Figure 1: Monitoring MyoD activity with the TransAM MyoD Kit:
The TransAM® transcription factor ELISA advantage
Historically, transcription factor studies have been conducted using gelshift, Western blot and reporter plasmid transfections, which are time-consuming, do not allow for high-throughput and provide only semi-quantitative results. TransAM assays are up to 100 times more sensitive than gelshift techniques, and can be completed in less than 5 hours. Because TransAM is an ELISA-based assay*, there is no radioactivity, and the high-throughput stripwell format enables simultaneous screening of 1-96 samples. Inconsistencies due to variable reporter plasmid transfections are eliminated, along with the need to construct stable cell lines.
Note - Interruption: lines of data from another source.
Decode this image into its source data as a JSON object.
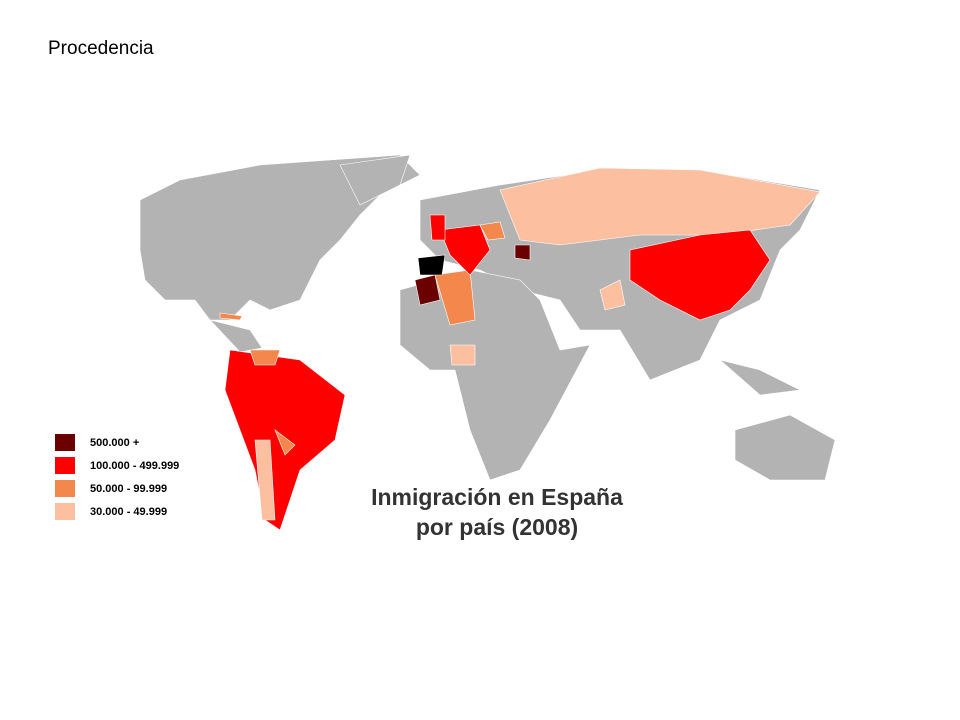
{
  "slide_title": "Procedencia",
  "map": {
    "title_lines": [
      "Inmigración en España",
      "por país (2008)"
    ],
    "legend": [
      {
        "label": "500.000 +",
        "color": "#6b0000"
      },
      {
        "label": "100.000 - 499.999",
        "color": "#ff0000"
      },
      {
        "label": "50.000 -   99.999",
        "color": "#f4874b"
      },
      {
        "label": "30.000 -   49.999",
        "color": "#fcbfa0"
      }
    ]
  }
}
Why use TransAM® transcription factor ELISAs?
- Up to 100-fold more sensitive than gelshift assays
- Eliminates the use of radioactivity and the need to run gels
- Results in less than five hours
- Colorimetric readout enables easy, quantitative analysis with spectrophotometry at 450 nm
- 96-stripwell format enables both high and low throughput
How TransAM® transcription factor ELISAs work
The TransAM format is perfect for assaying transcription factor binding to a consensus-binding site. TransAM Kits contain a 96-stripwell plate to which the consensus-binding site oligo has been immobilized. Activated nuclear extract is added to each well and the transcription factor of interest binds specifically to this bound oligonucleotide. A primary antibody specific for an epitope on the bound and active form of the transcription factor is then added followed by subsequent incubation with secondary antibody and Developing Solution to provide an easily quantified, sensitive colorimetric readout (Figure 1).
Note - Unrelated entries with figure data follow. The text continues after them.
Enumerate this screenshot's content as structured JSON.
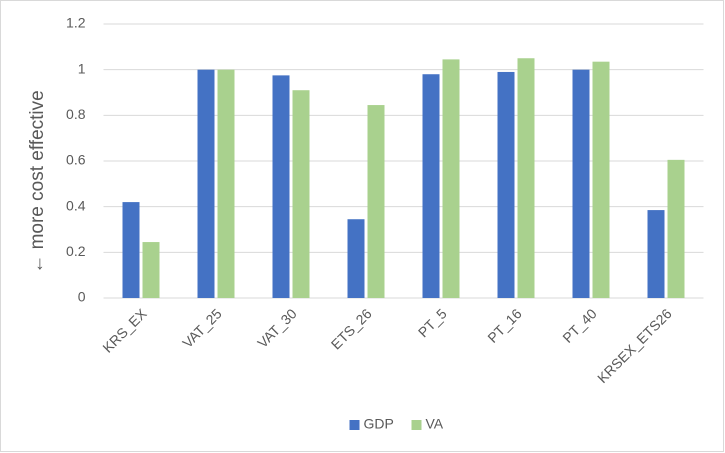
{
  "chart_data": {
    "type": "bar",
    "y_label": "← more cost effective",
    "categories": [
      "KRS_EX",
      "VAT_25",
      "VAT_30",
      "ETS_26",
      "PT_5",
      "PT_16",
      "PT_40",
      "KRSEX_ETS26"
    ],
    "series": [
      {
        "name": "GDP",
        "color": "#4472c4",
        "values": [
          0.42,
          1.0,
          0.975,
          0.345,
          0.98,
          0.99,
          1.0,
          0.385
        ]
      },
      {
        "name": "VA",
        "color": "#a9d18e",
        "values": [
          0.245,
          1.0,
          0.91,
          0.845,
          1.045,
          1.05,
          1.035,
          0.605
        ]
      }
    ],
    "ylim": [
      0,
      1.2
    ],
    "yticks": [
      0,
      0.2,
      0.4,
      0.6,
      0.8,
      1,
      1.2
    ],
    "grid": true,
    "legend": "bottom"
  }
}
Figure 1: Flow chart of the TransAM process.
Contents & Storage
One or five MyoD 96-well assay plate(s) with plate sealer(s), MyoD primary antibody, HRP-conjugated secondary antibody, wild-type and mutated oligonucleotides, C2C12 nuclear extract (positive control), Dithiothreitol, Protease Inhibitor Cocktail, poly[d(I-C)], Lysis, Binding, 10X Washing and 10X Antibody Binding Buffers, and Developing and Stop Solutions. Reagent storage conditions vary from room temperature to -80°C, see manual for details. All reagents are guaranteed stable for 6 months when stored properly.